Open developer-guy opened 2 years ago
cc @jonjohnsonjr
kindly ping @jonjohnsonjr
I think we can store this information in the annotations of the image manifest (which might be verbose) or labels of the image config, as BuildKit did, and read that information over here instead of the disk.
AFAIK, ko uses some mapping between the buildIDs to diffIDs and diffIDs to the descriptor, so, we can use the diffID as key and descriptor JSON as a value in the annotations or the labels sections.
WDYT?
Hey sorry, I was on leave for a while 😅
Yes, this is definitely something we could do! I jotted down some notes a while back, let me just dump them here:
KOCACHE_REPO=gcr.io/jonjohnson-test/kocache
Tag = BuildId
Repo acts as map[BuildId]CacheManifest
CacheManifest {
InlinedConfig
Layer[0] = OriginalDescriptorBlob
Layer[1..n] = ForeignDesc # Optional...
Annotations
}
InlinedConfig gives access to diffids.
Layer[0] preserves the descriptor of the layer we built so it keeps the media type, annotations, etc. (Need some way to invalidate that if preserveMediaType is flipped? Annotation that is a checksum?) Inlined for speed via data field.
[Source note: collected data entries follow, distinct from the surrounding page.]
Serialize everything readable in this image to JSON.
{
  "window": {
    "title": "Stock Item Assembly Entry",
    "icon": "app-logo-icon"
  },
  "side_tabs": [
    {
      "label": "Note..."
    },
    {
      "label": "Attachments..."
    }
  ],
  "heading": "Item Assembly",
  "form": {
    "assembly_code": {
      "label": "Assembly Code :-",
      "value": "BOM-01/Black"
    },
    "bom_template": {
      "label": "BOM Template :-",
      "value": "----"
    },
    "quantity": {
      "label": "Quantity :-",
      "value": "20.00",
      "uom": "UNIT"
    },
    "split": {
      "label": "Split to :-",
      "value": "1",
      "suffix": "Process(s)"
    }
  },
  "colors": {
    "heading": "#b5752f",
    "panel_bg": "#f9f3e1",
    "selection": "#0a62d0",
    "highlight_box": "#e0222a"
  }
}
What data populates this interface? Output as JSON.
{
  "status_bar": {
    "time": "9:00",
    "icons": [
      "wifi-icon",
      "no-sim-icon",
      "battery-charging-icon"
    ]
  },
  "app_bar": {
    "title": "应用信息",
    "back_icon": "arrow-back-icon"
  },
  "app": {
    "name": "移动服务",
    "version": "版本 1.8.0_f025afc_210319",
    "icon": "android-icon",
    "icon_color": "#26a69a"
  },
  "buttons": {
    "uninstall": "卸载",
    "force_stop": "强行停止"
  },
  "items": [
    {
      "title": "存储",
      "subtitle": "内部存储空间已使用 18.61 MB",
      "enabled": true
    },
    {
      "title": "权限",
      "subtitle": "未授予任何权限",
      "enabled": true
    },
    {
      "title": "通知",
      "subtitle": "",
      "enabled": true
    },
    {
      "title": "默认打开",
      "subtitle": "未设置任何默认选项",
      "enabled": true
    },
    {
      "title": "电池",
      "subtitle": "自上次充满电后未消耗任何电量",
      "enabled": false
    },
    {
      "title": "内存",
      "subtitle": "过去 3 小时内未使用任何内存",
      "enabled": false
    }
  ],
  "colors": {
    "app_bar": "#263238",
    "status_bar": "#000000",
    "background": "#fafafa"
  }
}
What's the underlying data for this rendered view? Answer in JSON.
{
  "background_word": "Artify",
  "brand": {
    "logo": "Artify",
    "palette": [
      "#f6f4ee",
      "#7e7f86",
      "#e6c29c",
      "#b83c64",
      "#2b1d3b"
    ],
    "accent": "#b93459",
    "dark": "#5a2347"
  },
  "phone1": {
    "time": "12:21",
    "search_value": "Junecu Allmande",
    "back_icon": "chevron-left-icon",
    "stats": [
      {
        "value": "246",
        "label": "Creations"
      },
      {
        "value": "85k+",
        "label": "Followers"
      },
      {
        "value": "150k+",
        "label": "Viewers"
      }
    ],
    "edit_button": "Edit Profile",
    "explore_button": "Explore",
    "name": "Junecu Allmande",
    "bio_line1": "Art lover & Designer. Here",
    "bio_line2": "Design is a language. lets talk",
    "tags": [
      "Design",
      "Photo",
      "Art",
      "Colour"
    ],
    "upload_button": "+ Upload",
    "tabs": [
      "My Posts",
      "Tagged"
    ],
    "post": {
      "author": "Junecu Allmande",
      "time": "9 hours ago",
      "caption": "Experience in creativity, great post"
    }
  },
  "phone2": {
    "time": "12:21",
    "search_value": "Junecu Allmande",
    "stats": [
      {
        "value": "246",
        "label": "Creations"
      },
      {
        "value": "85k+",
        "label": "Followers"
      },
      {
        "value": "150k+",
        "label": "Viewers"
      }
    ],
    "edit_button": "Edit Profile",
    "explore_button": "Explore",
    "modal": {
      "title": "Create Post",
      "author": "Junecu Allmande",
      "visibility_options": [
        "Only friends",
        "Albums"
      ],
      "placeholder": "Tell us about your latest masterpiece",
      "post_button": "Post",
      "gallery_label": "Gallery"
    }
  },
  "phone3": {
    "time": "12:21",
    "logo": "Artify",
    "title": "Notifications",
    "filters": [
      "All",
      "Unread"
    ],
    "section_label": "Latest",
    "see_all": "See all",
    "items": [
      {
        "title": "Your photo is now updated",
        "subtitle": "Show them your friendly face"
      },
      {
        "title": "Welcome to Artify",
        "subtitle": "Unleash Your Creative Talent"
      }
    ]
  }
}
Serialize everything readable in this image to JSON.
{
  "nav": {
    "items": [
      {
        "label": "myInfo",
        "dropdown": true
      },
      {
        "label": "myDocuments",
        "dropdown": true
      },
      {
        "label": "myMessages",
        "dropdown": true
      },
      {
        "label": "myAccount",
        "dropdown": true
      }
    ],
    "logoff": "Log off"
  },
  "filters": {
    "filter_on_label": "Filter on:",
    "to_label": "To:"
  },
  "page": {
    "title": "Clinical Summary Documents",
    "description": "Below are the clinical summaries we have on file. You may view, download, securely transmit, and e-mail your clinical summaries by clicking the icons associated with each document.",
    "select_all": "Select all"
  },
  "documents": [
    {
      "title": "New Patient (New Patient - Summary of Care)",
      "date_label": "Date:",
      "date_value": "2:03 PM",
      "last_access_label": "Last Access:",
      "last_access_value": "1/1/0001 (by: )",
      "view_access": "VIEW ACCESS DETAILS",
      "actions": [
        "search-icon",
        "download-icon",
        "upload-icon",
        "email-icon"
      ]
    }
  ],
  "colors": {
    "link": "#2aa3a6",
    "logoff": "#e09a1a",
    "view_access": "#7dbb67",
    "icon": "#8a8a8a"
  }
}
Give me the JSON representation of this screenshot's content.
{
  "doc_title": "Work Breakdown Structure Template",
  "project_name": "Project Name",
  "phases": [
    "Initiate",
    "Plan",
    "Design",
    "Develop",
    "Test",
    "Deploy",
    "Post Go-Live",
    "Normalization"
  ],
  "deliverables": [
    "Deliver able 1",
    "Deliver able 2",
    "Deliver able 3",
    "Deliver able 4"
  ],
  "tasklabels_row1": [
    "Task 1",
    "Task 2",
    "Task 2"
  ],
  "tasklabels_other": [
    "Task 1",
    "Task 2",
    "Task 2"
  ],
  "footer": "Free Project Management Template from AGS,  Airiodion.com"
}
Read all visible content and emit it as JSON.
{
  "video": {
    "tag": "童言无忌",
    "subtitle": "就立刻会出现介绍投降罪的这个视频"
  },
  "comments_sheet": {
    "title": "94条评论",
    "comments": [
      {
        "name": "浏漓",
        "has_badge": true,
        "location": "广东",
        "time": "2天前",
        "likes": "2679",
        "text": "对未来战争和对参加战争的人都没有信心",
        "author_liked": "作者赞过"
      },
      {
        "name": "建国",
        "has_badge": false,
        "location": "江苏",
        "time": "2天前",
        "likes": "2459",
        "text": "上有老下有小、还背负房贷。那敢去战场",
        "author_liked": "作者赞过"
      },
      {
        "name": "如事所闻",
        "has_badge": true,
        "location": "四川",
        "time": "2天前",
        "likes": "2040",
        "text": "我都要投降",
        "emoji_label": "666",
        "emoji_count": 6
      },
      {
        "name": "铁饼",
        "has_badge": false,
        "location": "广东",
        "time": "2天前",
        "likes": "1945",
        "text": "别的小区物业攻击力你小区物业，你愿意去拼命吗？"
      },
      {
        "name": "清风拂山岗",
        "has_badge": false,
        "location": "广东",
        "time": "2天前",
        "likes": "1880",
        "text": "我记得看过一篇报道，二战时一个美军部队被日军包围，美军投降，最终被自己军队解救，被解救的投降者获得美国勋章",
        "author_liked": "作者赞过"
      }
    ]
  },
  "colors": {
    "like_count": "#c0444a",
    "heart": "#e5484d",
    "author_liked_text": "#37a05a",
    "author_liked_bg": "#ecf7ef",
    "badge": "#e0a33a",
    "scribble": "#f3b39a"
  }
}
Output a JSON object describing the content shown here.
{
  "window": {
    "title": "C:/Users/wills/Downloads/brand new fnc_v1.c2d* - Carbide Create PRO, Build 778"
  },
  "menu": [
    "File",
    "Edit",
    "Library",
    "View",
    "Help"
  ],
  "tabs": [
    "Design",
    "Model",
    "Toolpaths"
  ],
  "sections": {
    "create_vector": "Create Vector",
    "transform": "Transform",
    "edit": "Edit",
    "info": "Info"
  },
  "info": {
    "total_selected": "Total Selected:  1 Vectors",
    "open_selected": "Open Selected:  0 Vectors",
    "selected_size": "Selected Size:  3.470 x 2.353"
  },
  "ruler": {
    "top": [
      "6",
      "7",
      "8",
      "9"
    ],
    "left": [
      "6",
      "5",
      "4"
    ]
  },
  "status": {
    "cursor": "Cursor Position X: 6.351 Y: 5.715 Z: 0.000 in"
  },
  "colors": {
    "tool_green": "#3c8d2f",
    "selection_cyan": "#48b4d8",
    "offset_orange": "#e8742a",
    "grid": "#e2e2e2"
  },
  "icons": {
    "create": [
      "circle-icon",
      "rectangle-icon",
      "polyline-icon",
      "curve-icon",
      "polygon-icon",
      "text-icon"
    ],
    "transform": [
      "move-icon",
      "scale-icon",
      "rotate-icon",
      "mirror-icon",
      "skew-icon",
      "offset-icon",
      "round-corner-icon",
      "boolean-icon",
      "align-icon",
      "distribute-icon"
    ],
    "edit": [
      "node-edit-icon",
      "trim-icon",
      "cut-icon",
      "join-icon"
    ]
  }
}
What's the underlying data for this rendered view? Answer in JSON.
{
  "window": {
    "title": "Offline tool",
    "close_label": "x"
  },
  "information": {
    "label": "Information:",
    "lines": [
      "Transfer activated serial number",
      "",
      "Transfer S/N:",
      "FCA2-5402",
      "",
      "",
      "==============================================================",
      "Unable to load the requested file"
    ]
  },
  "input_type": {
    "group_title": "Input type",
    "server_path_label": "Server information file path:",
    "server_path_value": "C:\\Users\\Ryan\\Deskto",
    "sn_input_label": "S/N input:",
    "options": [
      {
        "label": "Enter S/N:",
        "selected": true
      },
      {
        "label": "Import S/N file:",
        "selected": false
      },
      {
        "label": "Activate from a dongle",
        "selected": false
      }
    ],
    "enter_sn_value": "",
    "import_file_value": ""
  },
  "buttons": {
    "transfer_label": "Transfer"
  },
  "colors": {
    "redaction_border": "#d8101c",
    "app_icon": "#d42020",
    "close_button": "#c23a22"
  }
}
Layer[1..n] track where we've pushed this layer before, maybe we keep it in the kocacherepo as well. Annotations for staleness? Use foreign layer to reference other repos/registries in urls.
Annotations contain ko and go version metadata for determining staleness.
Cache repo can be used to store all built images as well so we can easily mount into target registry if possible but just copy if not.
New `ko cache` command for managing this repo (GC, sync, etc) and the dir. Directory is local so much faster to try first and we can cache through to it if both are set. May need a way to shard cacherepo for large number of tags?
I think what you're describing is very similar to what I had in mind here?
This issue is stale because it has been open for 90 days with no activity. It will automatically close after 30 more days of inactivity. Keep fresh with the 'lifecycle/frozen' label.
AFAIK, KOCACHE only accepts directories as a value. But we couldn't use this cache between stateless builds. For example, each workflow run executes in a fresh VM in GitHub Actions.
It'd be nice if we could use OCI registries to save the cache for ko builds.